Cameroon’s debt rating downgraded to speculative grade
The country’s financial standing has just been reassessed by global markets. On July 9, 2026, Fitch Ratings delivered its verdict on a recent short-term foreign currency bond issued by the Cameroonian government.
Cameroon’s financial health has just been re-evaluated by global markets. On July 9, 2026, Fitch Ratings assigned a ‘B’ rating, with a negative outlook, to a recently issued short-term foreign currency bond by the Cameroonian government.
A ‘B’ rating with a negative outlook signals that the country is now viewed as a speculative-grade borrower. While Cameroon is not in default, its ability to meet debt obligations is under close scrutiny, with potential for further downgrades.
The ‘B’ rating reflects concerns over weak governance, low per capita income, persistent security challenges, and political instability linked to leadership transition. Investors are particularly wary of off-budget financing, including operations by the National Hydrocarbons Corporation (SNH), which increases borrowing costs for the government.
Impact on the national economy
The negative outlook warns creditors about risks to public finances and the reliance on extra-budgetary funding, such as SNH operations, driving up borrowing costs for Yaoundé. This rating has been applied to recent financial operations, including a €200 million bridge loan (approximately 131 billion FCFA) sought by the government.
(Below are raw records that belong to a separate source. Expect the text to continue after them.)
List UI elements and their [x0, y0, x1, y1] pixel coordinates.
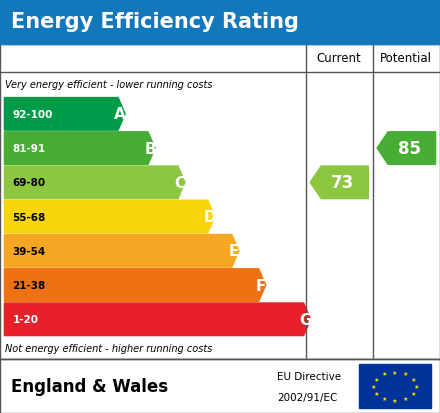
Bar: [0, 45, 440, 359]
Text: 69-80: 69-80: [12, 178, 45, 188]
Polygon shape: [4, 166, 185, 199]
Text: B: B: [144, 141, 156, 156]
Text: G: G: [300, 312, 312, 327]
Text: A: A: [114, 107, 126, 122]
Text: 1-20: 1-20: [12, 315, 38, 325]
Bar: [0, 359, 440, 413]
Text: ★: ★: [403, 396, 408, 401]
Polygon shape: [4, 235, 239, 268]
Text: C: C: [175, 176, 186, 190]
Text: Not energy efficient - higher running costs: Not energy efficient - higher running co…: [5, 343, 213, 353]
Text: ★: ★: [381, 372, 387, 377]
Text: ★: ★: [371, 384, 377, 389]
Text: ★: ★: [392, 398, 398, 403]
Text: ★: ★: [381, 396, 387, 401]
Text: ★: ★: [411, 391, 416, 396]
Text: 81-91: 81-91: [12, 144, 45, 154]
Text: Energy Efficiency Rating: Energy Efficiency Rating: [11, 12, 299, 32]
Bar: [0, 0, 440, 45]
Text: EU Directive: EU Directive: [277, 372, 341, 382]
Polygon shape: [4, 303, 311, 336]
Text: ★: ★: [374, 377, 379, 382]
Text: ★: ★: [374, 391, 379, 396]
Polygon shape: [4, 98, 125, 131]
Polygon shape: [4, 201, 215, 233]
Text: England & Wales: England & Wales: [11, 377, 168, 395]
Text: ★: ★: [413, 384, 419, 389]
Text: ★: ★: [392, 370, 398, 375]
Polygon shape: [310, 166, 368, 199]
Text: Very energy efficient - lower running costs: Very energy efficient - lower running co…: [5, 80, 213, 90]
Text: 55-68: 55-68: [12, 212, 46, 222]
Polygon shape: [4, 133, 155, 165]
Text: 73: 73: [331, 174, 354, 192]
Text: 21-38: 21-38: [12, 280, 46, 290]
Polygon shape: [377, 133, 436, 165]
Text: ★: ★: [403, 372, 408, 377]
Text: 2002/91/EC: 2002/91/EC: [277, 392, 337, 402]
Polygon shape: [4, 269, 266, 301]
Text: 92-100: 92-100: [12, 109, 53, 119]
Text: E: E: [229, 244, 239, 259]
Text: Potential: Potential: [380, 52, 433, 65]
Text: F: F: [256, 278, 266, 293]
Text: D: D: [204, 209, 216, 225]
Text: 85: 85: [398, 140, 421, 158]
Text: 39-54: 39-54: [12, 246, 46, 256]
Bar: [359, 364, 431, 408]
Text: ★: ★: [411, 377, 416, 382]
Text: Current: Current: [317, 52, 362, 65]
Market confidence at a crossroads
A ‘B’ rating with a negative outlook typically leads to higher borrowing costs. Investors demand higher interest rates when perceived risks increase.
Improving economic governance, better debt management, higher public revenues, and stronger economic growth could restore market confidence and potentially lead to an upgrade in Cameroon’s sovereign rating over time.